Preheat oven to 350 degrees F. Grease a 13x9 pan with nonstick baking spray, oil, or butter, then flour. Make sure to remove any excess flour.
Sift together flour and baking powder; set aside.
Cream together butter and coconut oil until light and fluffy on medium-high speed with an electric mixer. Slowly add sugar one cup at a time, making sure to fully incorporate each cup before adding another. Add eggs one at a time, making sure to fully incorporate each egg before adding another.
Pour milks and vanilla into measuring cup and whisk together with a fork. Add to butter and shortening mixture alternately with flour mixture, beginning and ending with dry ingredients.
Gently stir all ingredients until well combined, scraping down sides and bottom of bowl and making sure to have all ingredients mixed well.

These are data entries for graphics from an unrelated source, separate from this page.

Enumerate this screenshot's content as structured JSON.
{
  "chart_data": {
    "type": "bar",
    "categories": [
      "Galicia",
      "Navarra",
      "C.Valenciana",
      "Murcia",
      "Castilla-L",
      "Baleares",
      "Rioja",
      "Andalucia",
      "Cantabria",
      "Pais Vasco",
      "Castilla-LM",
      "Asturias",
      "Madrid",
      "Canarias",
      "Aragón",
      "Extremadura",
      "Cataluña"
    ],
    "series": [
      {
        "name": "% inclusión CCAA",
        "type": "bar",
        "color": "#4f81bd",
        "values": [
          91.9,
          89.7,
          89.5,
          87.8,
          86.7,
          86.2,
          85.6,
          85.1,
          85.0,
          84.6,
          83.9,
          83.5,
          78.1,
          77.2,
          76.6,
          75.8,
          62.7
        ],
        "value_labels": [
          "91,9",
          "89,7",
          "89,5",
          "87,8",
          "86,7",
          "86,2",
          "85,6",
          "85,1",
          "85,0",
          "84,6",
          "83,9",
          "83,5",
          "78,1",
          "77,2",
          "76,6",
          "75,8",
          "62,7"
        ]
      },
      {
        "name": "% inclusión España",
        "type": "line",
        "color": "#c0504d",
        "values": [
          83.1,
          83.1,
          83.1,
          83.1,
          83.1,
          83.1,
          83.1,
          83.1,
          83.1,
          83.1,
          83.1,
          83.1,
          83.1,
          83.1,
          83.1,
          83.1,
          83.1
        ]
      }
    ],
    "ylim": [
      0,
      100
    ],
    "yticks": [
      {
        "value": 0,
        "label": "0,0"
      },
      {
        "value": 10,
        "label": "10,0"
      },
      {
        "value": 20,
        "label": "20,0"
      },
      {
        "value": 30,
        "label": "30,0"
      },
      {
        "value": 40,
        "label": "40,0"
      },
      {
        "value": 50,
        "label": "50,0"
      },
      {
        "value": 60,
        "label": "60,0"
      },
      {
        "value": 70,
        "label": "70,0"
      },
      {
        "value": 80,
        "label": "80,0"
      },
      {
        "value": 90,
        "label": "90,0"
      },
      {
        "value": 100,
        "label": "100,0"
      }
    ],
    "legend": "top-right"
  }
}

Pour batter into prepared pan. Bake for 30 minutes, or until a toothpick or cake tester inserted in the center comes out clean.
Allow to cool for 5 minutes, then poke cake all over with a straw and pour half the can of sweetened condensed milk over the cake. Cover and place in fridge for one hour to absorb.
Meanwhile, combine ricotta cheese, mascarpone cheese and vanilla extract in a mixer bowl. Beat until smooth. Add powdered sugar and cinnamon, if using and mix until combined. Add reserved half can of sweetened condensed milk and mix again until combined.
Once cake has absorbed milk, spread cannoli topping evenly over cake. Top with pistachios or mini chocolate chips. Cover cake and allow to set in refrigerator for 2-3 hours. It should keep for 4-5 days.